Primary cutaneous follicle center lymphoma is a type of lymphoma.[1] It was recognized as a distinct disease entity in the 2008 WHO classification.[2]: 218 PCFCL had been previously conceived as a variant of follicular lymphoma (FL).[2]: 218
Unlike FL, PCFCL is not typically associated with t(14;18) translocation[2]: 218 although presence of that translocation does not exclude PCFCL.[2]: 314 It is usually not associated with overexpressed Bcl-2.[2]: 218
Surgical removal and/or radiotherapy is given for localized disease.[2]: 314 [6] Radiation using multiple radiation fields is given if the disease has wider extent with grouped lesions.[2]: 314 [3][5][6] For the less common situation of more extensive disease (still confined to skin), rituximab without chemotherapy is used.[2]: 314 [3][5][6] Intralesional interferon alpha (IFN-α)[7] and intralesional rituximab have been used.[2]: 314 [7] Approximately one-third of PCFCL relapse, usually in the skin; treatment is similar to initial management[6] and overall survival remains excellent.[8]

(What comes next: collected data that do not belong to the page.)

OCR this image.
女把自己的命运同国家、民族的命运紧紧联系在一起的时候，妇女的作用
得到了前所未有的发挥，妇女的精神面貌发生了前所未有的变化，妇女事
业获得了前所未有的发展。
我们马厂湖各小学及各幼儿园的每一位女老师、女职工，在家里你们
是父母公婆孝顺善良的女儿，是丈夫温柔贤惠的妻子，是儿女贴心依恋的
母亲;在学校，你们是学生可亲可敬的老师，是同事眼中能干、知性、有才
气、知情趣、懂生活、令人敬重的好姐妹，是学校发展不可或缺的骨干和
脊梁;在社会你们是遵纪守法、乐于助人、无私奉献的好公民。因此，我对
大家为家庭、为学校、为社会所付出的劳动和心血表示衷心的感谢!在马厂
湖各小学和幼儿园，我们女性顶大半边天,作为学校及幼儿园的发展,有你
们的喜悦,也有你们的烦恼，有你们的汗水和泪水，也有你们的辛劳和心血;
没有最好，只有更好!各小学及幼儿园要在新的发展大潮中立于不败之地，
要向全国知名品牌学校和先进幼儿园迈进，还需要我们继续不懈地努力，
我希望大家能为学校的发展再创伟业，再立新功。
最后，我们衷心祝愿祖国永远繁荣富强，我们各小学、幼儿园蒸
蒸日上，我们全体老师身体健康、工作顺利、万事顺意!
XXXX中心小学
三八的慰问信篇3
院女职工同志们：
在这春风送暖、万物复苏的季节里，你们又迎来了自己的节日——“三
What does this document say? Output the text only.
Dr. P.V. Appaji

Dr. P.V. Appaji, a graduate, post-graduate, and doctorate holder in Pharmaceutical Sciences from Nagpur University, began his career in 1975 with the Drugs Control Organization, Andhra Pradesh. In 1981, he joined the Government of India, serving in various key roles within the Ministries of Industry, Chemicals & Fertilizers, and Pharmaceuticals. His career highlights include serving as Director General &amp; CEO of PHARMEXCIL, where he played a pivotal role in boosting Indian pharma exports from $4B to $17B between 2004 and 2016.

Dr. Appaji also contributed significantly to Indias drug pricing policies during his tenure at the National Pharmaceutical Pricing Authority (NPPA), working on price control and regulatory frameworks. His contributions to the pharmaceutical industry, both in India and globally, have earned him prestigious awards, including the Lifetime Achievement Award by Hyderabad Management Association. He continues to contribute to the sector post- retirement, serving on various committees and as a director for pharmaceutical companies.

Spread from the skin is unusual, and the prognosis is excellent[2]: 218 with a 5-year survival of over 97%.[2]: 314 The International Extranodal Lymphoma Study Group identified elevated LDH, more than two skin lesions, and nodular lesions as three prognostic factors, that are used to assess a cutaneous lymphoma international prognostic index (CLIPI), which is prognostic of disease-free status.[6]